Conscious, minimalist, neo-luddite perspectives on nonprofit technology.
6th February 2008

Data Portability update

posted in Open Standards, Web2.0 |

If you’re not so connected either to the “twitterverse” or the web industry, you probably haven’t heard a lot about the buzz that is currently happening around the issue of data portability, and the dataportability.org organization and effort. I figured, since I’ve been getting a bit involved in the community, I’d give a bit of a summary of what’s going on, and what will possibly come from this effort.

Dataportability.org - the organization, has gotten a lot of press in the tech industry lately because some very big players recently joined. These include Google, Facebook, Microsoft, and many others.

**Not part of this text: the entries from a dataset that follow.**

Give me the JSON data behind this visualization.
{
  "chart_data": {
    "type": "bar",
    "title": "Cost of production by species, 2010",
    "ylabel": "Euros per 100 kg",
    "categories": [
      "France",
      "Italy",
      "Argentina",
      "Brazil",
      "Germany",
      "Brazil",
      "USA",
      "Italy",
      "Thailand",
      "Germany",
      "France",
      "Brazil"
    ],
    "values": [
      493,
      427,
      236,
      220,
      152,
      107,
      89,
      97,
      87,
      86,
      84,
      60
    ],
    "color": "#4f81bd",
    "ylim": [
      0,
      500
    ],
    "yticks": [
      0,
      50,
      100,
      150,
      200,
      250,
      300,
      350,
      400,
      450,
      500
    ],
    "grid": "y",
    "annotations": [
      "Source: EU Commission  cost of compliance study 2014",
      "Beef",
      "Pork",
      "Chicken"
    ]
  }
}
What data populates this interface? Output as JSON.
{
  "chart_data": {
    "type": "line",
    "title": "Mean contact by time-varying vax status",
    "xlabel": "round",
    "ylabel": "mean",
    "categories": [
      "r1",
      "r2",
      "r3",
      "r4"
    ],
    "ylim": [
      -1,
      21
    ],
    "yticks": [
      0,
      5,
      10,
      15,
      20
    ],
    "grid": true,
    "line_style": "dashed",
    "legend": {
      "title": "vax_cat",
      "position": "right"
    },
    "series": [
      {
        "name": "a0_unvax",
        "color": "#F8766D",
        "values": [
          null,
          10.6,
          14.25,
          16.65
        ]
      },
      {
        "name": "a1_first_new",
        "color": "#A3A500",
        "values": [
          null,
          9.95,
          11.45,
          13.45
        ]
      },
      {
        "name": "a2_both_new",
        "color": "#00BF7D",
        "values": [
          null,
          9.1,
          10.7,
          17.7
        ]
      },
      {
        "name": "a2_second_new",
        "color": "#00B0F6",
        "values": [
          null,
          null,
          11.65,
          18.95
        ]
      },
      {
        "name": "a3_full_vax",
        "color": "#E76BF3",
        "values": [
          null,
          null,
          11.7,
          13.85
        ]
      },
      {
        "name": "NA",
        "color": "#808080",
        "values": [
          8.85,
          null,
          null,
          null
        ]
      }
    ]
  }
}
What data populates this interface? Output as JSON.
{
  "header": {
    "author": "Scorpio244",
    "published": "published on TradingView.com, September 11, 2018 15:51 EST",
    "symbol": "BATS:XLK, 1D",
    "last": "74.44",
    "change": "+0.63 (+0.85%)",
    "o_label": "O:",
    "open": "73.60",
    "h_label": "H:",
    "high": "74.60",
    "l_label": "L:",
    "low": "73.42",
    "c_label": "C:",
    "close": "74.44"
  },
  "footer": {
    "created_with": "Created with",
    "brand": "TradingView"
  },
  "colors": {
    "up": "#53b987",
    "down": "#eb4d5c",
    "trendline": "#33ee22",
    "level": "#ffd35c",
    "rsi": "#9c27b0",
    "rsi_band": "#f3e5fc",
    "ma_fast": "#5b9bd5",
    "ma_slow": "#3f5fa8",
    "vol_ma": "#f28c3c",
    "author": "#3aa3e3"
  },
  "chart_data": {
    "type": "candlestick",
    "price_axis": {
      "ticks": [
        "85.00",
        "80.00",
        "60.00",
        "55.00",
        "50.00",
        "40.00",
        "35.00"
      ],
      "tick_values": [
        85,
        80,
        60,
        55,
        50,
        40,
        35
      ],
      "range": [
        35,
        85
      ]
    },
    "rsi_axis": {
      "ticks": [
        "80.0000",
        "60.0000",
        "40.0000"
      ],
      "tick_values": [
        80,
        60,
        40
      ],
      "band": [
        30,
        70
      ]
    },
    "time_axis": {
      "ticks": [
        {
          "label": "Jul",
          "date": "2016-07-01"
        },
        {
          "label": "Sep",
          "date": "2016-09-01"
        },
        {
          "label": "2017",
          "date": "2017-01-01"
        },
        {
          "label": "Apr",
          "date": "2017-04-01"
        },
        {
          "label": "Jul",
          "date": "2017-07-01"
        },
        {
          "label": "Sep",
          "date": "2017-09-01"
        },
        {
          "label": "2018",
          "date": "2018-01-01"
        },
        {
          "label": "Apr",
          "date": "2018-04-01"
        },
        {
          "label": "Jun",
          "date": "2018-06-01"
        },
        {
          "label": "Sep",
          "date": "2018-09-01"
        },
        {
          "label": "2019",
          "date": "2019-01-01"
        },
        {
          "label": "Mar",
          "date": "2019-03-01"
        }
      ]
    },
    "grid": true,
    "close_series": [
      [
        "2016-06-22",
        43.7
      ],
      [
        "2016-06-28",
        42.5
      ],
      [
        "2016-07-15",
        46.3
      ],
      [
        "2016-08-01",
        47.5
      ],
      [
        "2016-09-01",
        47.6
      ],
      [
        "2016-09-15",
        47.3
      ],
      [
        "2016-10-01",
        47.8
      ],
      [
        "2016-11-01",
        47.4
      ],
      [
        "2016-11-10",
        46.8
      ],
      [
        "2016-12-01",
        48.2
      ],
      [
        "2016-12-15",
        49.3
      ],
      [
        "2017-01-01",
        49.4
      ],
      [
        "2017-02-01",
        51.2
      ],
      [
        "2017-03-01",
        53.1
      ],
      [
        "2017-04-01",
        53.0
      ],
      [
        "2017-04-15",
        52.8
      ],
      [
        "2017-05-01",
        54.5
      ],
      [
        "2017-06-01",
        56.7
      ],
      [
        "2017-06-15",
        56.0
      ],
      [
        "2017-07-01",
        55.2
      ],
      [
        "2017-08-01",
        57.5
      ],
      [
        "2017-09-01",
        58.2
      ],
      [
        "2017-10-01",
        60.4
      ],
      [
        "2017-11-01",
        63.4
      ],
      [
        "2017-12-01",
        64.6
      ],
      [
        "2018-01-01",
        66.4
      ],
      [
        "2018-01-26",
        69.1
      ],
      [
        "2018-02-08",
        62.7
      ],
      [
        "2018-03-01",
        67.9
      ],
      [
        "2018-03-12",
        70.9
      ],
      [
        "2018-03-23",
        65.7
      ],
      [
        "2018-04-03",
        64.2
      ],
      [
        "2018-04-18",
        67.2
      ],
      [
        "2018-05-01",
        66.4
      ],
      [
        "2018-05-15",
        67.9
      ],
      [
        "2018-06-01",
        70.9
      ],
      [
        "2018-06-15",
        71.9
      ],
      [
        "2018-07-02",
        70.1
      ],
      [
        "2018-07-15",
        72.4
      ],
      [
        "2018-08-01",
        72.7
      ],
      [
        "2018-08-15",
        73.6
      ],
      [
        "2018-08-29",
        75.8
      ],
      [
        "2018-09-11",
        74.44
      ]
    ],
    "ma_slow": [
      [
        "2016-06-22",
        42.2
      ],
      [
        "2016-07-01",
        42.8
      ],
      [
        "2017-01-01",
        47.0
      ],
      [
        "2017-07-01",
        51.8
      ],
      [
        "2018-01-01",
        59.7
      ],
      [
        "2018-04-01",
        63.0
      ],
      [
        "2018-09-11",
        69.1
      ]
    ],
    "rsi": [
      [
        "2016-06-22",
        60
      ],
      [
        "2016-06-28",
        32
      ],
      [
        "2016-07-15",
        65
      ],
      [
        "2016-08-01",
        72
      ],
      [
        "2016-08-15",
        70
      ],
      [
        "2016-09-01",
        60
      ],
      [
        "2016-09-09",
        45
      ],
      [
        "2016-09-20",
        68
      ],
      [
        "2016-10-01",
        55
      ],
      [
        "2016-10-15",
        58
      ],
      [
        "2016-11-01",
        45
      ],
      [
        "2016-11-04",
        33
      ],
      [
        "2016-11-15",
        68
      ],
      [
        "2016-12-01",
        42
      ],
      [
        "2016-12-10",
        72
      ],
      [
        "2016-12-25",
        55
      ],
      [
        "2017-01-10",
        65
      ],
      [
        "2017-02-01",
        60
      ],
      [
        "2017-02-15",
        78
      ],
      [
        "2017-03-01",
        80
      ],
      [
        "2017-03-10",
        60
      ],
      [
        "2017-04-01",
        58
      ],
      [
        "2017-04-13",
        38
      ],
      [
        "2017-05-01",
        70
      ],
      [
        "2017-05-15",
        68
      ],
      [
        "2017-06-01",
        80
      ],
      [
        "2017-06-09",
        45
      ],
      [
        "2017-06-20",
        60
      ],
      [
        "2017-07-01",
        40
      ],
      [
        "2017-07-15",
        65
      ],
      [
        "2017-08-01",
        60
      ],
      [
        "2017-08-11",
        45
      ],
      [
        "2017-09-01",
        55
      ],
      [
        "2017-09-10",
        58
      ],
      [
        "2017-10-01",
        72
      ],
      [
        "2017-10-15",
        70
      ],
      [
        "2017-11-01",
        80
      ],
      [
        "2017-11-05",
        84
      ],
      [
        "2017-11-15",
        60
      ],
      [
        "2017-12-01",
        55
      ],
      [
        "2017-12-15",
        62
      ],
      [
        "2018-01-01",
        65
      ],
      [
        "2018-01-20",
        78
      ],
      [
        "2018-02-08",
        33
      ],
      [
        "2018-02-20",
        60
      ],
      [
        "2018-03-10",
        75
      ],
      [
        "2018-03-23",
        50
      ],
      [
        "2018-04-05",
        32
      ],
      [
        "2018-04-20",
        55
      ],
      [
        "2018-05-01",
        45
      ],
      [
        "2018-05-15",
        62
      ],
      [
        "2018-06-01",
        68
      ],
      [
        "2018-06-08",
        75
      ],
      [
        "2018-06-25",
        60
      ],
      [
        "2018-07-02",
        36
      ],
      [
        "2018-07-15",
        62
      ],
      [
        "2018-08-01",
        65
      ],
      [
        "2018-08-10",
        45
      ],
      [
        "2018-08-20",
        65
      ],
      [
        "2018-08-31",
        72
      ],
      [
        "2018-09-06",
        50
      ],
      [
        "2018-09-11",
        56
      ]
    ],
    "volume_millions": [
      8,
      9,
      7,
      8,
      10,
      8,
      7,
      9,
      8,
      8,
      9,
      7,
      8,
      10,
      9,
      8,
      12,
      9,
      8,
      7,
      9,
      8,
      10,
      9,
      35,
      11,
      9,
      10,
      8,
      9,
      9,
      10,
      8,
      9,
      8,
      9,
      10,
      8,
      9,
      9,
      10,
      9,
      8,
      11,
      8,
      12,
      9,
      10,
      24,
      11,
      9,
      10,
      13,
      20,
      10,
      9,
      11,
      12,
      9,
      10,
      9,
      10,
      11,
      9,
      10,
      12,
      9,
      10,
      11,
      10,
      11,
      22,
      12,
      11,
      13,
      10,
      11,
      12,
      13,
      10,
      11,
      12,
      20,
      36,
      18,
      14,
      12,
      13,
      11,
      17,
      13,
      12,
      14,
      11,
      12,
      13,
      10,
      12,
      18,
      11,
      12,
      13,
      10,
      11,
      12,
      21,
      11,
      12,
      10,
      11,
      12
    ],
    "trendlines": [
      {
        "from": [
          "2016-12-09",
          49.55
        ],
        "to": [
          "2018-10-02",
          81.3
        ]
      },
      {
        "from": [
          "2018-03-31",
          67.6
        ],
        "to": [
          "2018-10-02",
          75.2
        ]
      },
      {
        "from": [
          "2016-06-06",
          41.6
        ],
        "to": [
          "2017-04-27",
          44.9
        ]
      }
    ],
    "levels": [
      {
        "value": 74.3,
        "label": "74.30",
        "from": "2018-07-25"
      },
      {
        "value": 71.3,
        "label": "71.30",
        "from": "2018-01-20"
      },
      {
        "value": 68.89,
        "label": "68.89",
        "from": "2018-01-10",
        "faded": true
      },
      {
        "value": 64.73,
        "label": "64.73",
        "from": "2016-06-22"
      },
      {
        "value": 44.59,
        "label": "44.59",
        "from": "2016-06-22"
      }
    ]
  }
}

So first, what is data portability? Basically, it means that the data that you put into social networking sites, like profiles, social graph (those who you are connected to,) media, etc. are *yours* to do whatever you want with. In addition, they are portable - you can move your data from place to place. And you have control over who can see what. There is a good blog article, which, in some regards, might be seen as a criticism of the dataportability.org group, but which, to my mind, actually defines quite well what I’ve thought data portability means.  He talks about data “accessibility”, “visibility”, “removal” and “ownership” - all things that, to my mind, are components of data portability.

I’m involved in the evangelism action group. So, I’m evangelizing. I’ll be doing an entry soon, sort of “how social networks could use open standards 101.” I think as nonprofit organizations begin to work more and more using Web 2.0 tools, they need to understand the implications of what they do, and demand that the tools use open standards.